Artemis Fowl gehört zu den erfolgreichsten Jugendbuchserien der 2000er-Jahre. Und zu einer der ungewöhnlichsten, mit Artemis als jugendlichem Verbrechergenie, das auf eine verborgene Welt unter uns stößt, wo Elfen, Zwerge und andere Fabelwesen in einer hochtechnologisierten Gesellschaft leben. Arschcool, originell und schön gegen den Strom gebürstet. Wer nur die völlig vermurkste Verfilmung kennt, sollte den Büchern (neune an der Zahl bisher) trotzdem eine Chance geben.

Bannsänger | Alan Dean Foster (Spellsinger, 1981 – 1994)

Alan Dean Foster ist vor allem für seine Film-Tie-Ins bekannt, also seine Romanumsetzungen von berühmten Filmen wie Star Wars oder Alien. Doch auch seine eigenen Welten und Werke brauchen sich nicht zu verstecken; in der Science Fiction ist er vor allem durch seinen Homanx-Zyklus um Pip und Flinx bekannt, und in der Fantasy eben für seine Bannsänger-Romane. Diese erzählen auf sehr humorvolle Weise vom Jura-Studenten Jon-Tom Meriweather, der durch ein Portal in einer Fantasywelt landet, in der intelligente, rücksichtslose Tiere wie Fledermäuse, Bären, Tiger und Orang-Utans leben. Und natürlich schlummert in Tom eine magische Gabe (er ist ein Bannsänger), die er einsetzen muss, um das Reich vor einem gepanzerten Insektenvolk zu retten. Zur Seite steht ihm dabei ein marxistischer Drache. Insgesamt gibt es acht Romane, wobei nur die ersten beiden eine zusammenhängende Geschichte bilden, der Rest steht für sich selbst und zeigt nach dem polternden Humor des Auftakts deutlich mehr Tiefe und Vielseitigkeit. Im Prinzip die typische Hippie-Kiffer-Fantasy aus den Nachwehen der Flower-Power-Generation (Foster machte 1968 seinen Abschluss an der UCLA), aber mit dem gewissen Etwas, das die Romane besonders macht.

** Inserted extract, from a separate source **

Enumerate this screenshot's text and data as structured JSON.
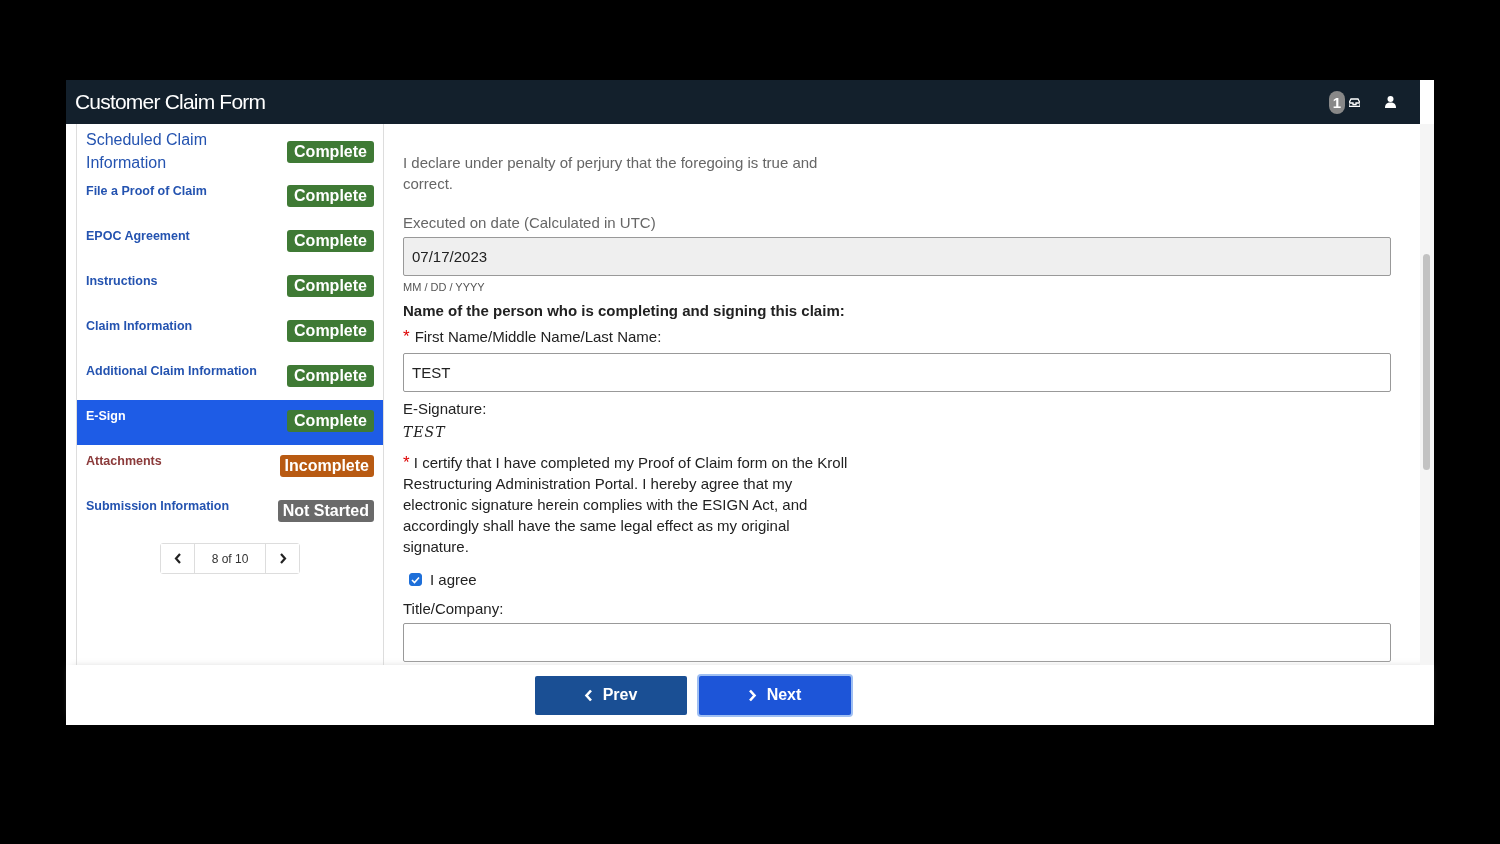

Belgariad – Die Gefährten | David Eddings (Pawn of Prophecy, Belgariad-Saga, 1982–1984)

Zuletzt hatte der 2009 verstorbene Fantasyautor David Eddings negative Schlagzeilen erhalten, als ein Zeitungsbericht kursierte, dass David zusammen mit seiner Frau Leigh 1970 wegen physischer Misshandlung ihres Adoptivsohns und psychischer Misshandlung ihrer Adoptivtochter Zeit im Gefängnis verbracht hatte. Wer das Werk Eddings kennt und weiß, wie einfühlsam der Autor über Kinder und Jugendliche schreiben konnte, dürfte sich gewundert haben. Ob die zwölf Jahre bis zur ersten Romanveröffentlichung Läuterung brachten, wird man nie erfahren. Doch der Debütroman Pawn of Prohecy (dt. auch als Kind der Prophezeiung erschienen) – dem Auftakt zur fünfteiligen Belgariad-Saga –, zeigt viel Empathie und Verständnis für die Nöte eines Jugendlichen, der durch besagte Prophezeiung in einen epischen Kampf zwischen Gut und Böse verwickelt wird und das Schicksal der Welt in den Händen hält. Klassische, familienfreundliche High-Fantasy, die so typisch für die 1980er war, durch die liebevollen Beschreibungen, den Humor und die sympathischen, aber doch kantigen Figuren trotzdem aus der Masse herausragt. Es sollten noch viele Romane und Serien Folgen, die in der gleichen Welt spielen und die Eddings teils mit seiner Frau Leigh zusammen geschrieben hat.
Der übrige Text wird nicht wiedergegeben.